Modes de reconnaissance publique

 

Sans objet

En sus des associations botaniques ou culturelles, un autre mouvement appelé « science citoyenne » ou « science participative » émerge dans la société contemporaine. Les programmes de sciences participatives impliquent une participation des observateurs (société civile) dans le cadre d’un programme de recherche mené par une institution (laboratoire, structure) à vocation scientifique. L’objectif consiste d’une part à impliquer les citoyens dans l’étude de leur environnement et des phénomènes naturels et, d’autre part, à collecter un nombre important de données sur un sujet d’étude, en l’occurrence lié à la biodiversité, grâce à la multiplication de ces observations.

Depuis 2017, le Conservatoire botanique national des Pyrénées et de Midi-Pyrénées, soutenu par la DREAL Occitanie et le Commissariat du massif des Pyrénées, mène un inventaire participatif pour cartographier la Gentiane jaune, espèce qui souffre des changements de pratiques pastorales et surtout de la pression des industries agro-alimentaire et pharmaceutique (liquoristerie, herboristerie, cosmétique, parfumerie, etc.) qui recherchent la racine pour la transformer en eau de vie, spiritueux, extraits, poudres, teintures, sirops ou produits élaborés.
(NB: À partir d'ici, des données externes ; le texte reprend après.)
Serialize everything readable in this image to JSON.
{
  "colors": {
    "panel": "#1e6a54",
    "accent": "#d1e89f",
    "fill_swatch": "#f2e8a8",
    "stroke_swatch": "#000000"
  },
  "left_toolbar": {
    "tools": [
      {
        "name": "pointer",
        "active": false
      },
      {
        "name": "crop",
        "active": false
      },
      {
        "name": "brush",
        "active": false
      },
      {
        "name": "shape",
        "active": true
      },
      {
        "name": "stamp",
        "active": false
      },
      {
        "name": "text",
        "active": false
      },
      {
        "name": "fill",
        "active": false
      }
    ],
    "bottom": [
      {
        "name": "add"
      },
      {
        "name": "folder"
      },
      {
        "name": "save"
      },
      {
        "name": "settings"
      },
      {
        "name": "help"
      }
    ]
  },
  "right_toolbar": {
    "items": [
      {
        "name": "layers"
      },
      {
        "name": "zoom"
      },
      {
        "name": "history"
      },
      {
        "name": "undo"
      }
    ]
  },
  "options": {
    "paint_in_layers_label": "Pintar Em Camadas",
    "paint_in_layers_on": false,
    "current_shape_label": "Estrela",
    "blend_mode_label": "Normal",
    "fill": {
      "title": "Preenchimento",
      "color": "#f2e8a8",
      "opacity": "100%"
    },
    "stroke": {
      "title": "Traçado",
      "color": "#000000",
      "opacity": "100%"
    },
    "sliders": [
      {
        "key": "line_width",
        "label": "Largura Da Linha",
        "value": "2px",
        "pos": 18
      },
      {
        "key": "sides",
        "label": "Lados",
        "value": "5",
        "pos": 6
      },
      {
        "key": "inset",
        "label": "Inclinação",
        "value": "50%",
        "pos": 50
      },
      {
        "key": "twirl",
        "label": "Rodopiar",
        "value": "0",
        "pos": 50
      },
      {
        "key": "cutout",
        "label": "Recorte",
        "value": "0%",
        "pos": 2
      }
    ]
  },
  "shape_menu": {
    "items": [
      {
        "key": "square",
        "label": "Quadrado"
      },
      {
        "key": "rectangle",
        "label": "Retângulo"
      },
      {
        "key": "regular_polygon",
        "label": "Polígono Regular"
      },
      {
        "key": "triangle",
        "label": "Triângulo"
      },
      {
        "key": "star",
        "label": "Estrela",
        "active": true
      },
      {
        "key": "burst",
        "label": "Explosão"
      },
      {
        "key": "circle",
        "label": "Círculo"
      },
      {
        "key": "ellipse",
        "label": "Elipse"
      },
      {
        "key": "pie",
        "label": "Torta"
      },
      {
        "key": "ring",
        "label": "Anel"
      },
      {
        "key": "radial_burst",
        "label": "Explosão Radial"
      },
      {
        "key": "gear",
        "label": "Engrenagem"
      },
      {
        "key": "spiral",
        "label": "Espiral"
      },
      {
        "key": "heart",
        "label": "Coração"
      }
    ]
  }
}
La première mesure consiste à connaître son aire de répartition dans la chaîne pyrénéenne, par l’identification de cette plante de montagne en la géolocalisant sur le site www.gentianejaune.fr ; tandis que la seconde mesure vise à connaître son abondance. Le Conservatoire botanique national des Pyrénées et de Midi-Pyrénées est le seul conservatoire botanique national à intégrer un pôle ethnobotanique : ce dernier travaille notamment sur les cueillettes commerciales de plantes sauvages et leur impact dans le milieu naturel, afin de concilier préservation de l'environnement et exploitation durable d'une ressource naturelle sauvage.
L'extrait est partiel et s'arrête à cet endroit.